For many people, they do not know what their credit score is. For others, they know the credit score, but it might still need work. Others know that it needs a lot of work. People who know that their credit needs a lot of work want to fix their credit but do not know where to start. So, people want to know, how to fix my credit score?
Importance of a Good Credit Score
Having a good credit score is important for many reasons. Credit scores determine if you can get a mortgage. It determines the interest rate of a loan when you go to the car dealership to buy a new car. Your credit score determines if you can get a credit card. You credit score even affects your car insurance rate.
How to Fix My Credit Score
The first thing you need to do to fix your credit score is know what your credit score is. There are ways to check your credit score for free. There are sites like Credit Karma and Discover that lets you see your credit score and what is on the credit report for free. Using these sites to check your credit score does not ding your credit as a hard or soft inquiry. It is a great way to know what your credit score is. You can also get a free credit report from the 3 credit reporting agencies a year.
Next you want to check your credit report. Even if you have always paid your bills on time, there can be incorrect information on your report. This can cause your credit score to be lower than it should be. When you look at your credit score, there are certain things that are taken into account and can change your score:
- Payment History: This is how well you pay your bills. If you are slow paying or missing payments, you are a bigger risk.
- Amount of Debt: How much do you owe. Are your credit cards near their limits? Do you have several loans? This is what is looked at when looking at your amount of debt. The higher the debt, the less likely you are to get a new loan or credit card.
- Age of Accounts: Creditors want to see that you have had credit cards or loans for some time. This shows you continued to pay on your accounts.
- Account Mix: Do you have loans and credit cards? Do you only have one type of credit?
- History of Credit Applications: If you have too many credit inquiries on your account can lower your credit score. There are hard inquiries and soft ones. Any new inquiry can ding your credit score.
Get Payments on Track. If you have late payments or missing payments, the first thing you need to do is start making your payments. Every payment can start getting your credit score back on track. As you establish that you are paying, the numbers start to go back up again.
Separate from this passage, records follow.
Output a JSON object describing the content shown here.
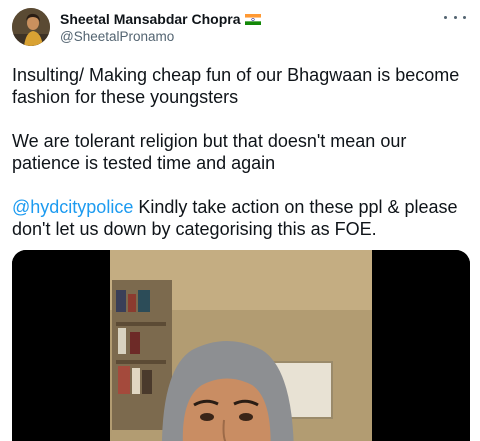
{
  "author": {
    "display_name": "Sheetal Mansabdar Chopra",
    "handle": "@SheetalPronamo",
    "flag_icon": "india-flag-icon",
    "avatar_icon": "profile-photo-avatar"
  },
  "menu": {
    "icon": "more-options-icon"
  },
  "tweet": {
    "paragraph1": "Insulting/ Making cheap fun of our Bhagwaan is become fashion for these youngsters",
    "paragraph2": "We are tolerant religion but that doesn't mean our patience is tested time and again",
    "mention": "@hydcitypolice",
    "paragraph3_rest": " Kindly take action on these ppl & please don't let us down by categorising this as FOE."
  },
  "media": {
    "type": "video-thumbnail"
  },
  "colors": {
    "link": "#1d9bf0",
    "text": "#0f1419",
    "secondary": "#536471"
  }
}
The last thing to do, and most important but takes the longest is to pay off your debts. As you decrease the amount of debts you have, including the ones in collections, your numbers start to go up. I love the Dave Ramsey snowball method for this. Pay the minimum on all your debts. Start with the smallest and try to pay more than the minimum. Once the smallest is paid off. You take the amount you were paying and add that payment to the next smallest amount. This way you are paying this one off faster because you are throwing more money at it. You do this all the way through all the debt. Like a snow ball going down a hill it gets bigger. As the number of accounts, you have gets smaller, the payments can get bigger and before you know it, the debts are cleared.
It is overwhelming to think about paying off debts and fixing your credit score where it needs to be. But it can be done. And once it is, you will need to stay on top of it. It takes no time at all to ruin your credit, but it can take a long time to fix it back again.